Abstract

Steam-assisted gravity drainage (SAGD) is the preferred thermal recovery method used to recover bitumen from Athabasca deposits in Alberta, Canada. In SAGD, steam injected into a horizontal injection well is forced into the reservoir, losing its latent heat when it comes into contact with the cold bitumen at the edge of a depletion chamber. Heat energy is transferred from steam to reservoir, reducing the viscosity of the bitumen, which flows under gravity toward a horizontal production well. Conduction is the main heat transfer mechanism in early SAGD, and reservoir thermal conductivity is a key parameter in conductive heat transfer. Conductive heat transfer occurs at a higher rate across reservoirs with higher thermal conductivity, which in turn affects the temperature profile ahead of the steam interface. Consequently, a reservoir with higher thermal conductivity will result in higher reservoir heating rates, and higher oil production rates. When the oil sands reservoir undergoes a temperature change from reservoir temperature to steam chamber temperature the thermal conductivity decreases up to 25% (depending on the initial reservoir and steam temperature), which affects the temperature profile and conductive heating within the reservoir.
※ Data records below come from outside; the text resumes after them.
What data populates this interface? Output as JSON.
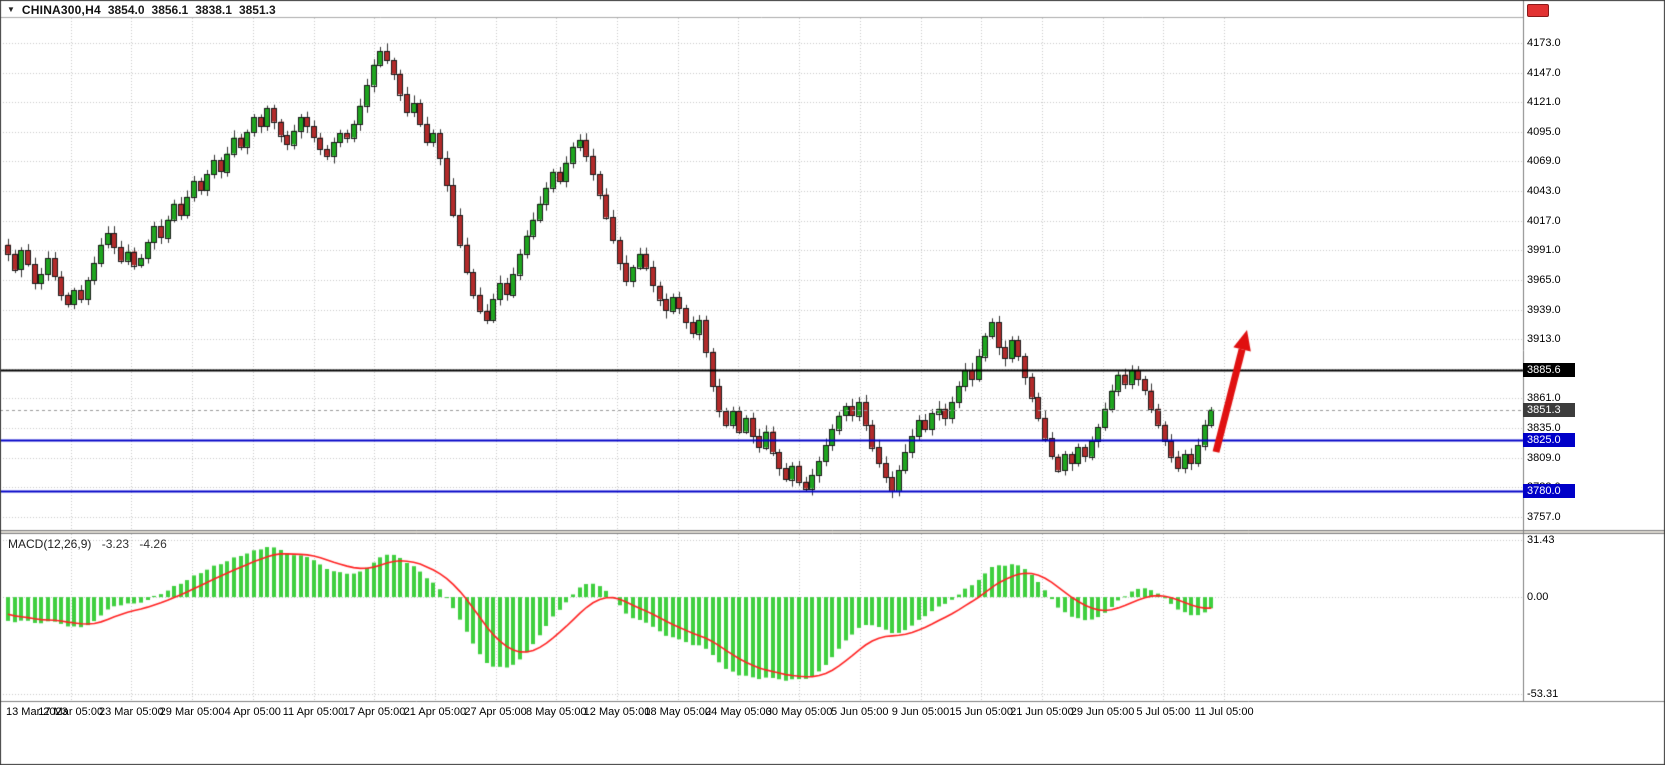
{
  "window": {
    "title_symbol": "CHINA300,H4"
  },
  "colors": {
    "background": "#FFFFFF",
    "grid": "#C8C8C8",
    "bull": "#1FA51F",
    "bear": "#B22A2A",
    "candle_outline": "#1A1A1A",
    "wick": "#333333",
    "macd_hist": "#3FCF3F",
    "macd_signal": "#FF2222",
    "axis_text": "#000000",
    "arrow": "#E01010",
    "frame": "#3A3A3A",
    "separator": "#808080"
  },
  "chart_data": {
    "type": "candlestick",
    "title": "CHINA300,H4",
    "ohlc_readout": {
      "open": "3854.0",
      "high": "3856.1",
      "low": "3838.1",
      "close": "3851.3"
    },
    "x_axis": {
      "labels": [
        "13 Mar 2023",
        "17 Mar 05:00",
        "23 Mar 05:00",
        "29 Mar 05:00",
        "4 Apr 05:00",
        "11 Apr 05:00",
        "17 Apr 05:00",
        "21 Apr 05:00",
        "27 Apr 05:00",
        "8 May 05:00",
        "12 May 05:00",
        "18 May 05:00",
        "24 May 05:00",
        "30 May 05:00",
        "5 Jun 05:00",
        "9 Jun 05:00",
        "15 Jun 05:00",
        "21 Jun 05:00",
        "29 Jun 05:00",
        "5 Jul 05:00",
        "11 Jul 05:00"
      ]
    },
    "y_axis": {
      "grid_max": 4173.0,
      "grid_min": 3757.0,
      "grid_step": 26.0,
      "tick_labels": [
        "4173.0",
        "4147.0",
        "4121.0",
        "4095.0",
        "4069.0",
        "4043.0",
        "4017.0",
        "3991.0",
        "3965.0",
        "3939.0",
        "3913.0",
        "3887.0",
        "3861.0",
        "3835.0",
        "3809.0",
        "3783.0",
        "3757.0"
      ]
    },
    "series": {
      "first_open": 3996,
      "closes": [
        3988,
        3974,
        3991,
        3979,
        3962,
        3970,
        3984,
        3968,
        3952,
        3944,
        3956,
        3948,
        3965,
        3980,
        3996,
        4006,
        3994,
        3982,
        3990,
        3978,
        3984,
        3998,
        4012,
        4002,
        4018,
        4032,
        4022,
        4038,
        4052,
        4044,
        4058,
        4070,
        4060,
        4076,
        4090,
        4082,
        4095,
        4108,
        4100,
        4116,
        4104,
        4092,
        4084,
        4096,
        4108,
        4100,
        4090,
        4080,
        4074,
        4086,
        4094,
        4090,
        4102,
        4118,
        4136,
        4154,
        4166,
        4158,
        4146,
        4128,
        4112,
        4120,
        4102,
        4086,
        4094,
        4072,
        4048,
        4022,
        3996,
        3972,
        3952,
        3938,
        3930,
        3948,
        3962,
        3952,
        3970,
        3988,
        4004,
        4018,
        4032,
        4046,
        4060,
        4052,
        4068,
        4082,
        4088,
        4074,
        4058,
        4040,
        4020,
        4000,
        3980,
        3964,
        3976,
        3988,
        3976,
        3960,
        3948,
        3938,
        3950,
        3940,
        3928,
        3918,
        3930,
        3902,
        3872,
        3850,
        3838,
        3850,
        3832,
        3844,
        3828,
        3818,
        3832,
        3814,
        3800,
        3790,
        3802,
        3788,
        3782,
        3794,
        3806,
        3820,
        3834,
        3846,
        3854,
        3846,
        3858,
        3838,
        3818,
        3804,
        3792,
        3780,
        3798,
        3814,
        3828,
        3842,
        3834,
        3848,
        3852,
        3844,
        3858,
        3872,
        3886,
        3878,
        3898,
        3916,
        3928,
        3906,
        3896,
        3912,
        3898,
        3880,
        3862,
        3844,
        3826,
        3810,
        3798,
        3812,
        3804,
        3818,
        3810,
        3824,
        3836,
        3852,
        3868,
        3882,
        3874,
        3886,
        3878,
        3868,
        3852,
        3838,
        3824,
        3810,
        3800,
        3812,
        3804,
        3820,
        3838,
        3851.3
      ]
    },
    "levels": [
      {
        "price": 3885.6,
        "label": "3885.6",
        "line_color": "#000000",
        "line_style": "solid",
        "line_width": 2,
        "badge_bg": "#000000"
      },
      {
        "price": 3851.3,
        "label": "3851.3",
        "line_color": "#9A9A9A",
        "line_style": "dash",
        "line_width": 1,
        "badge_bg": "#3C3C3C"
      },
      {
        "price": 3825.0,
        "label": "3825.0",
        "line_color": "#0000C8",
        "line_style": "solid",
        "line_width": 2,
        "badge_bg": "#0000C8"
      },
      {
        "price": 3780.0,
        "label": "3780.0",
        "line_color": "#0000C8",
        "line_style": "solid",
        "line_width": 2,
        "badge_bg": "#0000C8"
      }
    ],
    "current_price": 3851.3,
    "indicator": {
      "type": "macd",
      "label": "MACD(12,26,9)",
      "readout_main": "-3.23",
      "readout_signal": "-4.26",
      "params": [
        12,
        26,
        9
      ],
      "axis_ticks": [
        31.43,
        0.0,
        -53.31
      ]
    },
    "annotations": [
      {
        "type": "arrow-up",
        "color": "#E01010",
        "from": {
          "x": 1216,
          "y": 452
        },
        "to": {
          "x": 1247,
          "y": 330
        }
      }
    ]
  }
}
This study provides a modified Butler's model which includes a temperature-dependent thermal conductivity value. A simplified method is suggested using the thermal conductivity at average temperature of steam and reservoir will keep error under 1% for the range of SAGD applications. This novel approach is the first of its kind to incorporate a temperature-dependent thermal conductivity within the reservoir to a SAGD analytical model.